US Dollar Outlook Post Inflation Upside Surprise, Setups on EUR/USD & USD/JPY
US DOLLAR FORECAST:
- U.S. dollar inches modestly higher after U.S. consumer price index data tops estimates
- January headline inflation clocks in at 6.4% y-o-y, core CPI at 5.6% y-o-y
- This article looks at EUR/USD and USD/JPY 's key technical levels to monitor in the near term
The U.S. dollar, as measured by the DXY Index, exhibited volatility after U.S. inflation data crossed the wires, seeking direction as bulls and bears engaged in a hard-fought tug of war. While the greenback took a dive in a knee-jerk reaction, it ultimately managed to erase losses and climbed into positive territory as Treasury yields, especially those at the front end made a run higher (DXY up +0.10% to 103.41 at the time of writing.

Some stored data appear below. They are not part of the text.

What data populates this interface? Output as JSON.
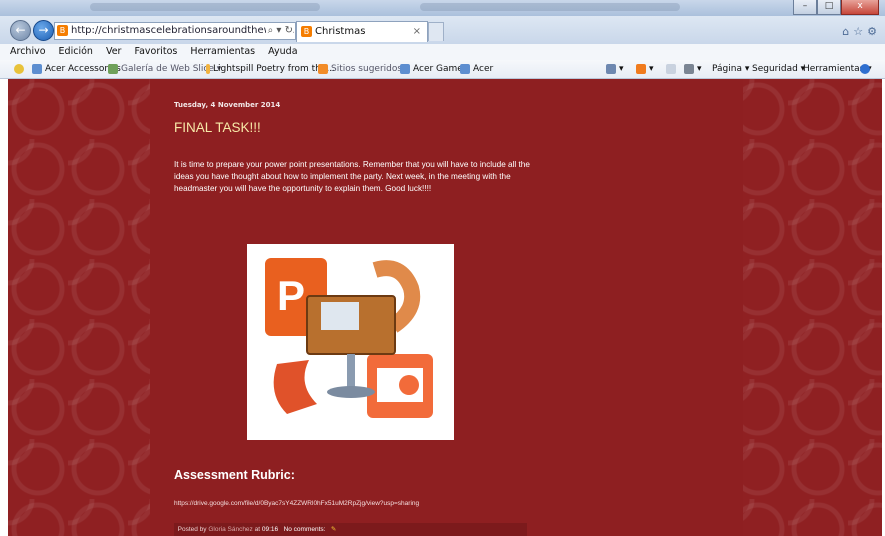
{
  "browser": {
    "address_url": "http://christmascelebrationsaroundtheworld.blogsp...",
    "address_controls": "⌕ ▾ ↻",
    "tab_title": "Christmas",
    "tab_close": "×",
    "right_icons": "⌂☆⚙",
    "window_buttons": [
      "–",
      "□",
      "x"
    ]
  },
  "menu": [
    "Archivo",
    "Edición",
    "Ver",
    "Favoritos",
    "Herramientas",
    "Ayuda"
  ],
  "favorites": {
    "items": [
      "Acer Accessorios",
      "Galería de Web Slice ▾",
      "Lightspill Poetry  from the...",
      "Sitios sugeridos ▾",
      "Acer Games",
      "Acer"
    ],
    "commands": [
      "Página ▾",
      "Seguridad ▾",
      "Herramientas ▾"
    ]
  },
  "post": {
    "date": "Tuesday, 4 November 2014",
    "title": "FINAL TASK!!!",
    "body": "It is time to prepare your power point presentations. Remember that you will have to include all the ideas you have thought about how to implement the party. Next week, in the meeting with the headmaster you will have the opportunity to explain them. Good luck!!!!",
    "subheading": "Assessment Rubric:",
    "link": "https://drive.google.com/file/d/0Byac7sY4ZZWRl0hFx51uM2RpZjg/view?usp=sharing",
    "footer": {
      "posted_by": "Posted by",
      "author": "Gloria Sánchez",
      "at": "at",
      "time": "09:16",
      "comments": "No comments:"
    }
  },
  "colors": {
    "page_bg": "#8f2022",
    "title": "#f7e9a8"
  }
}
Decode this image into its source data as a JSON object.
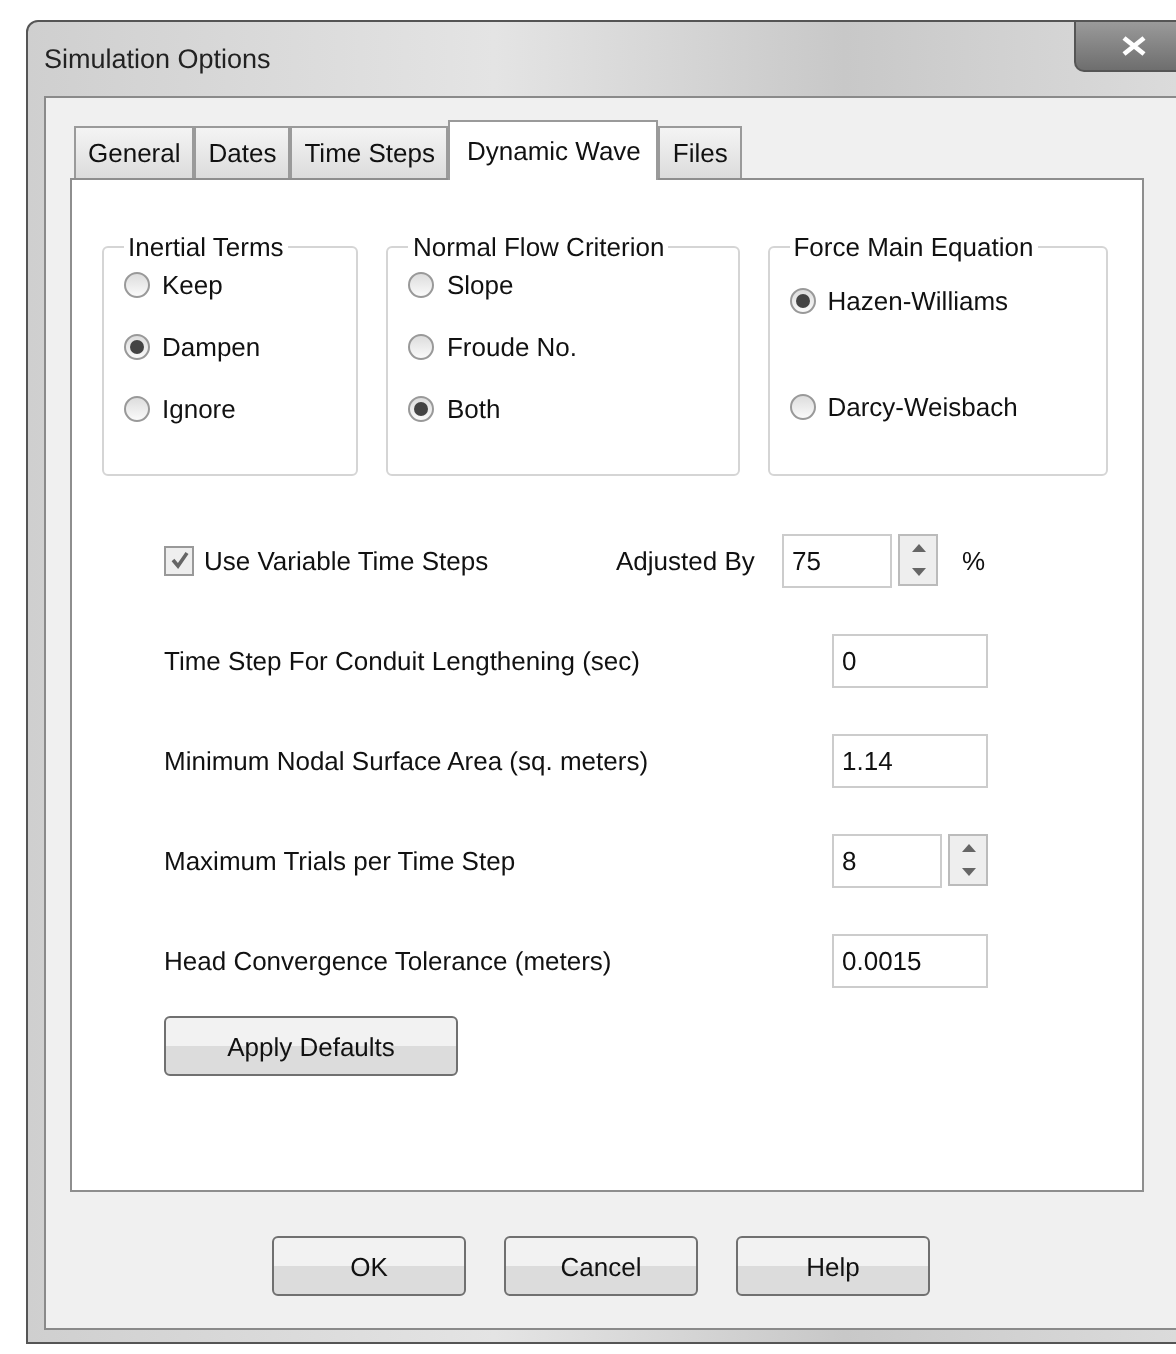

WHAT’S BEHIND MARKET MOVES?
The U.S. Bureau of Labor Statistics (BLS) released this morning its latest inflation report. According to the agency, the consumer price index rose 0.5% on a seasonally adjusted basis, bringing the annual rate to 6.4% from 6.5%, two-tenths above consensus estimates. For its part, the core gauge, which excludes food and energy expenditures, clocked in at 0.5% m-o-m and 5.6% in the last 12 months, slightly above forecasts.
US INFLATION DATA AT A GLANCE
Source: DailyFX Calendar
While the upside surprise was disappointing and may embolden market hawks to push for more Fed hikes, it is important to note that not everything was negative in this morning’s report. For instance, shelter, a lagging indicator, accounted for nearly half of the CPI gain, after jumping 0.7% m-o-m. If real-time numbers on housing metrics were included instead, this category would be in disinflation by now, suggesting that current figures may be misleading about price trends.
FED FUTURES IMPLIED YIELD AND US TREASURY RATES
Taken together, today's data may be slightly bullish for the U.S. dollar, though probably insufficient to alter the risks around the Fed's policy outlook or lead traders to reprice significantly higher the FOMC terminal rate on a sustained basis. That said, the U.S. currency may retain some support in the coming days but will need additional catalysts to extend its recovery over a longer-term horizon, especially if sentiment stays buoyant.
EUR/USD TECHNICAL ANALYSIS
EUR/USD is still in a consolidation phase, stuck between resistance at ~1.0800 and support at ~1.0650. For the pair to take a decisive directional cue, prices need to break out of this range. That said, if the consolidation resolves to the upside, we could see a move towards 1.0935, followed by a retest of the 2023 high. On the other hand, if technical support at 1.0650 is breached on the downside, the selling momentum could accelerate, paving the way for a fall towards 1.0495.
EUR/USD TECHNICAL CHART
USD/JPY TECHNICAL ANALYSIS
After the recent bounce, USD/JPY is now approaching resistance near 133.10. If bulls manage to drive the exchange rate above this barrier, upside impetus could gather strength, allowing buyers to launch an attack on 134.90, followed by 136.70, the 38.2% retracement of the October 2022-January 2023 decline. Conversely, if sellers return and trigger a bearish pullback, initial support appears at 129.70 and then 128.50, a floor created by a short-term rising trendline in play since February 2022.